Unemployment data released on Nov 4 boosted bull confidence. By coming in higher than expected, the implication could be that rate hikes are having the desired effect and thus a pivot could happen sooner rather than later.

Bitcoin volatility hits record lows

Analyzing data from Cointelegraph Markets Pro and TradingView, it’s clear that BTC/USD has been too quiet for too long after hitting a yearly low below $16,000.

This is especially visible in the Bollinger Bands volatility indicator, which has rarely been this close in Bitcoin history and has been demanding a breakout for weeks.

BTC/USD (Bitstamp) 5-day candlestick chart with Bollinger Bands. Source: TradingView

Last month, Bitcoin’s volatility even dipped below that of some major fiat currencies, making BTC look more like a stablecoin than a risky asset.

However, analysts had long expected the trend to undergo a violent reversal; and true to form, the crypto markets did not disappoint.

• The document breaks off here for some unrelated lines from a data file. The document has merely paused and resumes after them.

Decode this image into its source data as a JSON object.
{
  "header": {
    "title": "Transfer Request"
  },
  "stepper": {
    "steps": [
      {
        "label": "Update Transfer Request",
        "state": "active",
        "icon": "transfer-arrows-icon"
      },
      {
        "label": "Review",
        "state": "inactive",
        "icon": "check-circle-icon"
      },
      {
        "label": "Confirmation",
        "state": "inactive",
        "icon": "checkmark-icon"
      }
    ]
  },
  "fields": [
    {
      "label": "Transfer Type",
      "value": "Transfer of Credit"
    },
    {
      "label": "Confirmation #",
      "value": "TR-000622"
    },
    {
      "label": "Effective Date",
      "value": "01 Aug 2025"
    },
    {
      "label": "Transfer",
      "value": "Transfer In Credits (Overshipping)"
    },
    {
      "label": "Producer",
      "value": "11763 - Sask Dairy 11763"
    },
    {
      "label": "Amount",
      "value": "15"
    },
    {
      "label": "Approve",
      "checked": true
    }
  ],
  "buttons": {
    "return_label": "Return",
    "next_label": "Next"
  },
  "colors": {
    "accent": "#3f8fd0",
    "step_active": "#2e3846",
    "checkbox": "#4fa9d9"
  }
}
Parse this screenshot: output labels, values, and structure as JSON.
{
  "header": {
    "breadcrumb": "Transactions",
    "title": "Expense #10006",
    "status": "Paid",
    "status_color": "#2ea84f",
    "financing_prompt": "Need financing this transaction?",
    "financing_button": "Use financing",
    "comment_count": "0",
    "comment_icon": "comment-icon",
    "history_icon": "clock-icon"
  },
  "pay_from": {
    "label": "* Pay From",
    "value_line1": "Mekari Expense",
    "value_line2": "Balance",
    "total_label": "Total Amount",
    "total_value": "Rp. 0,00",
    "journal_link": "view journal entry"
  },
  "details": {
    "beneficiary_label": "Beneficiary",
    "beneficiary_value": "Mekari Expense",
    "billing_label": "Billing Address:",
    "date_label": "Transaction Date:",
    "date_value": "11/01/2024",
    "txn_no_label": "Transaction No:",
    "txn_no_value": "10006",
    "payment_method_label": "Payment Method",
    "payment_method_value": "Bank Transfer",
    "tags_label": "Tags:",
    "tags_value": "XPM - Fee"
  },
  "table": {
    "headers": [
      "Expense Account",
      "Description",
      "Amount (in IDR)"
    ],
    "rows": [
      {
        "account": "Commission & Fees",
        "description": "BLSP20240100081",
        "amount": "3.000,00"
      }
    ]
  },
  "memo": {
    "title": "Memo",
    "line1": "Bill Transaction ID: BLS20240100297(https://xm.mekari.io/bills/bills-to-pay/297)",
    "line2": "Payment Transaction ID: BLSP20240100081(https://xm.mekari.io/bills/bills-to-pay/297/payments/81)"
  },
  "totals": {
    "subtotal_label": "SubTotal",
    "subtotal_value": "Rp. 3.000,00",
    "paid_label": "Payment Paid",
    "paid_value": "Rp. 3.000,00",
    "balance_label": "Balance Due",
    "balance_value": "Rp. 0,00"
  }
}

A look at Bitcoin’s Historical Volatility Index (BVOL), recently at multi-year lows seen only a few times, shows that Bitcoin still has some way to go to abandon this feature.

“It’s quite funny that volatility has compressed so much and we’ve become so conditioned as market participants that the slightest 3% move feels like a 15-20% move,” William Clemente, co-founder of research firm cryptographic Reflexivity Research, commented.

Bitcoin Historical Volatility Index (BVOL) 1-week candlestick chart. Source: TradingView

The dollar contemplates a new chapter

After a parabolic uptrend throughout 2022, the US dollar is just beginning to show signs of weakness.

Related: Bitcoin Seller Exhaustion Hits 4-Year Low in ‘Typical’ Bearish Move

After parabolic uptrend throughout 2022, the US dollar is just beginning to show signs of weakness.

The US Dollar Index (DXY) recently hit its highest levels since 2002, and momentum may return to take it even higher, at the expense of risk assets and major currencies alike.

In the meantime, however, DXY is under pressure, with its decline occurring in unison with a return to form for Bitcoin and altcoins.

This points to a problem that Bitcoin bulls are eager to shake: a continued strong correlation with traditional markets and an inverse correlation with the dollar.

“Bitcoin now has a correlation to gold of about 0.50, up from 0 in mid-August,” trading firm Barchart revealed in October.

“While the correlation is higher with $SPX (0.69) and $QQQ (0.72), the correlations have decreased lately.”

Fellow analyst Charles Edwards, founder of crypto asset manager Capriole, noted that Bitcoin’s macro price lows are often accompanied by a rising gold correlation.

BTC/XAU correlation chart. Source: Bar chart/Twitter

Overall, the crypto markets may still have volatile days ahead according to analysts, but the positive news of FTX resuming withdrawals is providing a nice boost.

The views and opinions expressed here are solely those of the author and do not necessarily reflect the views of Cointelegraph. Every investment and trading move involves risk, and you should do your own research when making a decision.